Lui accettò le mie condoglianze con un gesto distratto e si portò la tazza alle labbra. Lo imitai.
«Mi rendo conto che la situazione in cui si trova possa essere penosa, per lei. Vorrei assicurarle che non la considero responsabile di nessuna delle divergenze tra le nostre nazioni». Un lieve sorriso. «Sarebbe sciocco il contrario. Spero che si senta libera di parlarmi di qualsiasi... difficoltà incontri durante la sua permanenza».
Chinai la testa. «La ringrazio. Lo farò, se necessario».
Il che naturalmente significava che no, col cavolo che l’avrei fatto.
Brant capì e abbandonò l’argomento.
«Il giardino è molto bello, in questo periodo dell’anno».
«È vero. Mi chiedo se le specie vegetali che ospita siano autoctone o vengano da qualche altro pianeta».
Brant si grattò una guancia. «Con esattezza non le so rispondere. Vede, non sono di qua».
«Lo supponevo» sorrisi io. «È... dei pianeti del centro, vero?».
«Del pianeta del centro, miss Lefebvre. Nato e cresciuto su Oculus Caeli».
«Dicono che sia incredibile».
Inarcò le sopracciglia. «Non c’è mai stata? No, certo, è troppo giovane» si rispose da solo, dopo un attimo. «È... precisamente il contrario di Praesidium III, suppongo. Come forse saprà Praesidium è abitato solo in minima parte. Oculus Caeli è coperto quasi completamente dal tessuto urbano della capitale. Non deve pensare a un mondo grigio e sintetico, tuttavia. In molti distretti la natura e la civiltà convivono in modo armonico».
Mi permisi un piccolo sorriso malizioso.
«Anche se ho sentito dire che ci sono interi fabbricati di cubicoli, dove le case sono poco più grandi di chi le occupa».
Lui rise in modo piacevole. «Vedo che tutto considerato è informata. Sì, nella Media Urbe, il distretto centrale. Ho abitato in uno di essi, per un periodo. Sono meno scomodi di quanto potrebbe pensare. Completamente convertibili. Ma, certo, sono fatti per dormirci e poco altro.
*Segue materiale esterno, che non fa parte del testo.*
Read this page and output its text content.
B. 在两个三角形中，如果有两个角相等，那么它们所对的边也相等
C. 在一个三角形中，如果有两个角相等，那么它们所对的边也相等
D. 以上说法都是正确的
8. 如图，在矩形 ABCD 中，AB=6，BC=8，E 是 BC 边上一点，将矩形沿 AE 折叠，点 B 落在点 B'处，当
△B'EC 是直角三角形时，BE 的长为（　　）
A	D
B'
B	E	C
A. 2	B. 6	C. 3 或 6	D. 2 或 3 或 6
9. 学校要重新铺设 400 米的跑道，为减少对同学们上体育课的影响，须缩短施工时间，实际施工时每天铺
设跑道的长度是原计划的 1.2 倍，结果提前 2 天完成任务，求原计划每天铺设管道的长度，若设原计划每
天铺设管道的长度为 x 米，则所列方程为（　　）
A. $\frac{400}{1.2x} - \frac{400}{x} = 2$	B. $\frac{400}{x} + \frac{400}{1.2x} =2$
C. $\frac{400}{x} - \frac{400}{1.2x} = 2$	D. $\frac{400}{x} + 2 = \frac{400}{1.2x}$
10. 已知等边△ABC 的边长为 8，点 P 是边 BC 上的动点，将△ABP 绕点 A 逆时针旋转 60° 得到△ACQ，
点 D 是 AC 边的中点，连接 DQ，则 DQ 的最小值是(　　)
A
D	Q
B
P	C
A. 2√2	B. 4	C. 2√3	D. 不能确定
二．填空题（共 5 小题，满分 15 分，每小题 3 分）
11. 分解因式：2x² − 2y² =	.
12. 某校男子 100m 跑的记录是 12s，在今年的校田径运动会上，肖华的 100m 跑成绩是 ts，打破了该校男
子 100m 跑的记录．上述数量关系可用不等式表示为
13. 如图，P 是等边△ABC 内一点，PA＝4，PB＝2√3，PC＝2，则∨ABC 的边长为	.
E quando converti la cucina in camera resta nell’aria l’odore di quello che hai mangiato».
«Suppongo che a volte possa essere quasi un conforto».
Annuì. «A volte lo è. È buffo come l’odore del cibo crei una sensazione di casa. Non le ho chiesto se il cibo che le servono è di suo gradimento».
«È tutto perfetto» dissi io.
Continuammo a chiacchierare di nulla fino ad aver finito il nostro tè, come facevamo ogni sera, poi Brant si accomiatò e io gli consegnai la lettera per i miei genitori.
Il resto della mia serata andò come era andata nei tre giorni precedenti: Neutia mi servì da mangiare, io cercai di fare onore alla cena e poi andai a letto.